Motoristas de aplicativos avaliam os desafios de percorrer as ruas de Mariana e região.


Lívia Vieira e Marcella Pontes

No interior de um carro, homem de pele negra, vestindo uma camisa vermelha e com as mãos ao volante, ao seu lado, no banco do carona, mulher com cabelos longos castanhos e vestindo uma blusa de cor preta.

A facilidade de solicitar uma viagem faz com que muitas pessoas optem pelo serviço por aplicativos | Foto: Lívia Vieira


A popularidade dos aplicativos de transporte particular, especialmente dos veículos pequenos e de passeio, trouxe uma nova dinâmica ao cenário da mobilidade urbana em cidades de todo o Brasil. Com a expansão do número de plataformas digitais para esse tipo de serviço, os moradores de Mariana, cidade do interior de Minas Gerais com aproximadamente 62 mil habitantes (IBGE, 2022), encontraram nos aplicativos de transporte oportunidades tanto para os motoristas quanto para os usuários.
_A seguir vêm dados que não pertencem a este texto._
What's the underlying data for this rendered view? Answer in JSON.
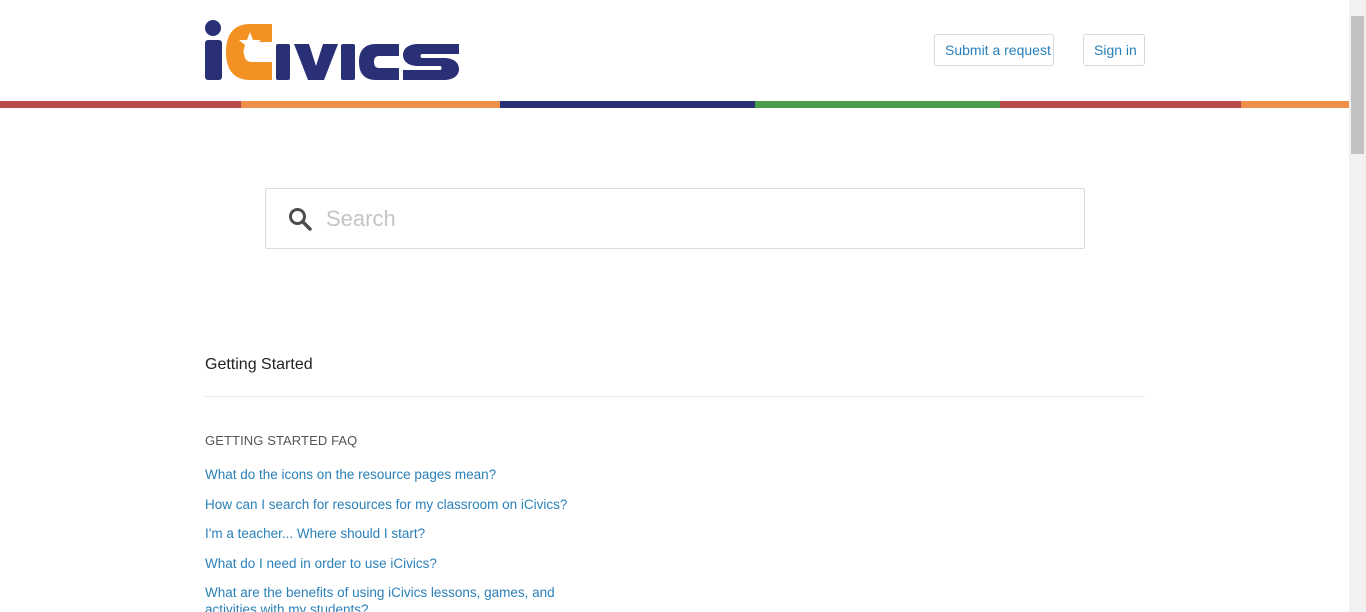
{
  "header": {
    "logo_alt": "iCivics",
    "submit_request_label": "Submit a request",
    "sign_in_label": "Sign in"
  },
  "stripe_colors": [
    "#b94a4a",
    "#ee8f4a",
    "#2a3076",
    "#4a9b4a",
    "#b94a4a",
    "#ee8f4a"
  ],
  "brand_colors": {
    "navy": "#2a3076",
    "orange": "#f39223",
    "link": "#2a80b9"
  },
  "search": {
    "placeholder": "Search",
    "icon": "search-icon"
  },
  "section": {
    "title": "Getting Started",
    "subsection_title": "GETTING STARTED FAQ",
    "articles": [
      "What do the icons on the resource pages mean?",
      "How can I search for resources for my classroom on iCivics?",
      "I'm a teacher... Where should I start?",
      "What do I need in order to use iCivics?",
      "What are the benefits of using iCivics lessons, games, and activities with my students?"
    ]
  }
}
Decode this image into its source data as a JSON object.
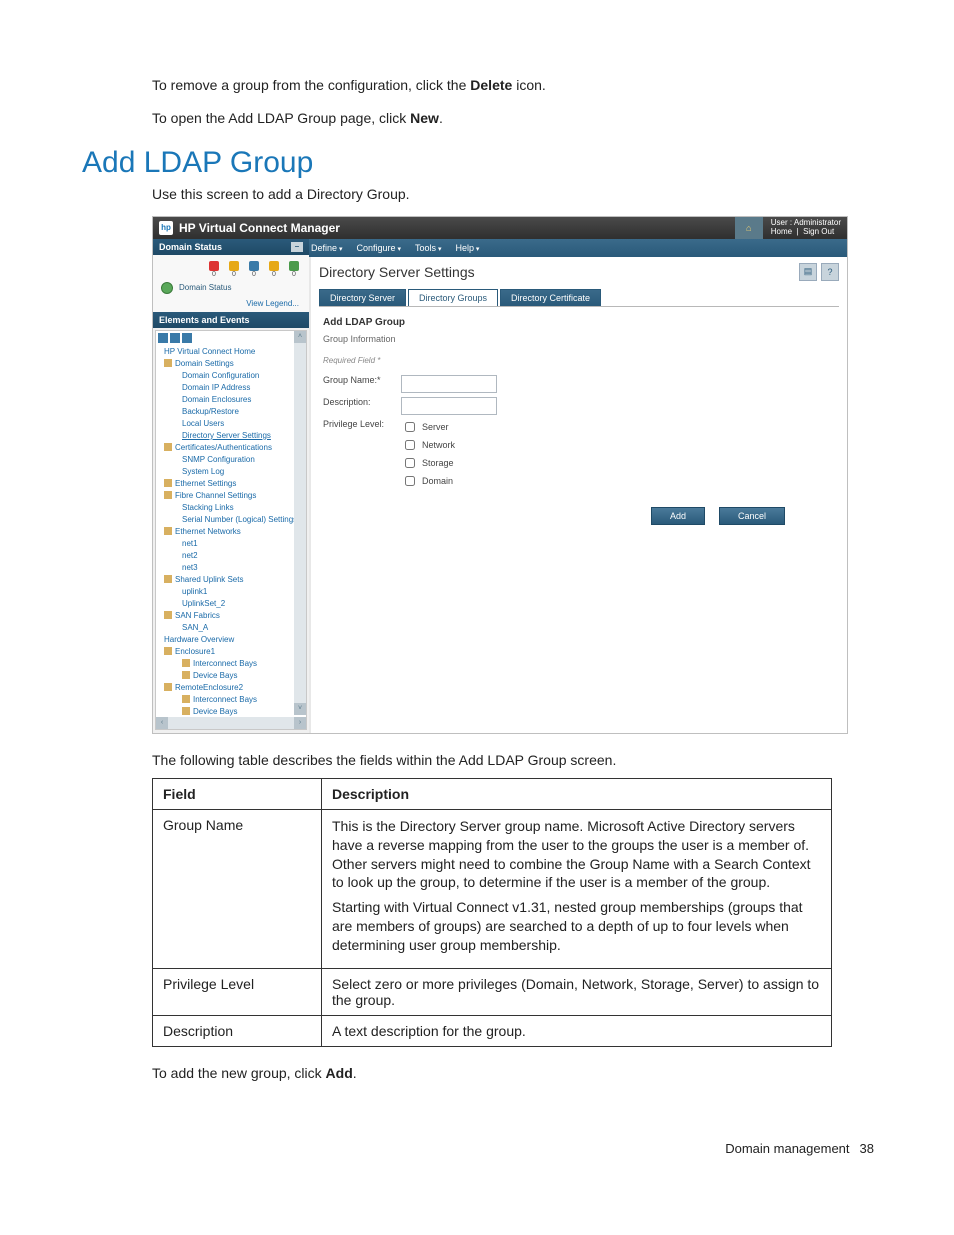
{
  "intro": {
    "line1_a": "To remove a group from the configuration, click the ",
    "line1_bold": "Delete",
    "line1_b": " icon.",
    "line2_a": "To open the Add LDAP Group page, click ",
    "line2_bold": "New",
    "line2_b": "."
  },
  "section_title": "Add LDAP Group",
  "lead": "Use this screen to add a Directory Group.",
  "shot": {
    "app_title": "HP Virtual Connect Manager",
    "user_label": "User : Administrator",
    "home_link": "Home",
    "signout_link": "Sign Out",
    "menus": [
      "Define",
      "Configure",
      "Tools",
      "Help"
    ],
    "panel_domain_status": "Domain Status",
    "status_counts": [
      "0",
      "0",
      "0",
      "0",
      "0"
    ],
    "domain_status_label": "Domain Status",
    "view_legend": "View Legend...",
    "panel_elements": "Elements and Events",
    "tree": {
      "items": [
        {
          "label": "HP Virtual Connect Home"
        },
        {
          "label": "Domain Settings",
          "folder": true
        },
        {
          "label": "Domain Configuration",
          "indent": 1
        },
        {
          "label": "Domain IP Address",
          "indent": 1
        },
        {
          "label": "Domain Enclosures",
          "indent": 1
        },
        {
          "label": "Backup/Restore",
          "indent": 1
        },
        {
          "label": "Local Users",
          "indent": 1
        },
        {
          "label": "Directory Server Settings",
          "indent": 1,
          "hl": true
        },
        {
          "label": "Certificates/Authentications",
          "folder": true
        },
        {
          "label": "SNMP Configuration",
          "indent": 1
        },
        {
          "label": "System Log",
          "indent": 1
        },
        {
          "label": "Ethernet Settings",
          "folder": true
        },
        {
          "label": "Fibre Channel Settings",
          "folder": true
        },
        {
          "label": "Stacking Links",
          "indent": 1
        },
        {
          "label": "Serial Number (Logical) Settings",
          "indent": 1
        },
        {
          "label": "Ethernet Networks",
          "folder": true
        },
        {
          "label": "net1",
          "indent": 1
        },
        {
          "label": "net2",
          "indent": 1
        },
        {
          "label": "net3",
          "indent": 1
        },
        {
          "label": "Shared Uplink Sets",
          "folder": true
        },
        {
          "label": "uplink1",
          "indent": 1
        },
        {
          "label": "UplinkSet_2",
          "indent": 1
        },
        {
          "label": "SAN Fabrics",
          "folder": true
        },
        {
          "label": "SAN_A",
          "indent": 1
        },
        {
          "label": "Hardware Overview"
        },
        {
          "label": "Enclosure1",
          "folder": true
        },
        {
          "label": "Interconnect Bays",
          "folder": true,
          "indent": 1
        },
        {
          "label": "Device Bays",
          "folder": true,
          "indent": 1
        },
        {
          "label": "RemoteEnclosure2",
          "folder": true
        },
        {
          "label": "Interconnect Bays",
          "folder": true,
          "indent": 1
        },
        {
          "label": "Device Bays",
          "folder": true,
          "indent": 1
        }
      ]
    },
    "page_title": "Directory Server Settings",
    "tabs": [
      "Directory Server",
      "Directory Groups",
      "Directory Certificate"
    ],
    "form": {
      "heading": "Add LDAP Group",
      "sub": "Group Information",
      "required": "Required Field *",
      "group_name": "Group Name:*",
      "description": "Description:",
      "privilege": "Privilege Level:",
      "priv_opts": [
        "Server",
        "Network",
        "Storage",
        "Domain"
      ],
      "add": "Add",
      "cancel": "Cancel"
    }
  },
  "desc_intro": "The following table describes the fields within the Add LDAP Group screen.",
  "table": {
    "h1": "Field",
    "h2": "Description",
    "rows": [
      {
        "f": "Group Name",
        "d1": "This is the Directory Server group name. Microsoft Active Directory servers have a reverse mapping from the user to the groups the user is a member of. Other servers might need to combine the Group Name with a Search Context to look up the group, to determine if the user is a member of the group.",
        "d2": "Starting with Virtual Connect v1.31, nested group memberships (groups that are members of groups) are searched to a depth of up to four levels when determining user group membership."
      },
      {
        "f": "Privilege Level",
        "d1": "Select zero or more privileges (Domain, Network, Storage, Server) to assign to the group."
      },
      {
        "f": "Description",
        "d1": "A text description for the group."
      }
    ]
  },
  "closing_a": "To add the new group, click ",
  "closing_bold": "Add",
  "closing_b": ".",
  "footer_section": "Domain management",
  "footer_page": "38"
}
Segundo pesquisa realizada em 2022 pela Associação Brasileira de Mobilidade e Tecnologia (Amobitec) e pelo Centro Brasileiro de Análise e Planejamento (Cebrap), atualmente, o Brasil possui cerca de 1,2 milhões de pessoas trabalhando como motoristas de aplicativo. Tomando como base a pesquisa realizada pelo Instituto de Pesquisa Econômica Aplicada (Ipea), entre 2016 e 2021, o número cresceu 979.8%. Essa forma de trabalho autônoma está em constante expansão devido a diversos fatores, como o alto nível de desemprego e a necessidade de renda extra.


A escolha desse trabalho ainda enfrenta problemas com a falta de legislação específica e reconhecimento, como apontam dados da Câmara dos Deputados. Entre os anos de 2012 e 2019, o número desses profissionais cresceu 50%, mas as garantias não são as mesmas da carteira assinada.


Em Mariana, as ruas foram transformadas pela ampliação da oferta dos aplicativos de corrida. Com a facilidade de solicitar uma viagem pelo simples toque na tela do telefone e a promessa de uma experiência mais personalizada, esses serviços conquistaram a confiança de muitos cidadãos, inclusive de Grazielle Rodrigues, 39 anos, mãe de dois filhos e cerimonialista. “Utilizo o transporte por aplicativo várias vezes por semana, por ter uma taxa menor que os táxis, e por ser um meio mais rápido que o coletivo”, afirma Grazielle.


O número de aplicativos de corrida em Mariana é impreciso, como afirma Eliabe de Freitas, coordenador do Departamento Municipal de Trânsito. "Até onde era de nosso conhecimento tinham na cidade cinco empresas, só que mudou muito esse cenário. Algumas já saíram e chegaram outras novas. Nós não temos essa informação exata justamente por não ser um serviço que é regulamentado nem gerenciado pelo Demutran”, explica.


No Departamento Municipal de Trânsito, a consciência sobre a necessidade de regulamentação é clara, mas as medidas concretas aguardam a criação e aprovação de um Projeto de Lei, ainda inexistente, na Câmara dos Vereadores. Segundo a proposta, os aplicativos de corrida na cidade deverão se cadastrar junto ao Demutran. Isso abrirá as portas para um nível de gestão mais amplo, permitindo a supervisão das operações, tanto dos motoristas quanto dos veículos envolvidos.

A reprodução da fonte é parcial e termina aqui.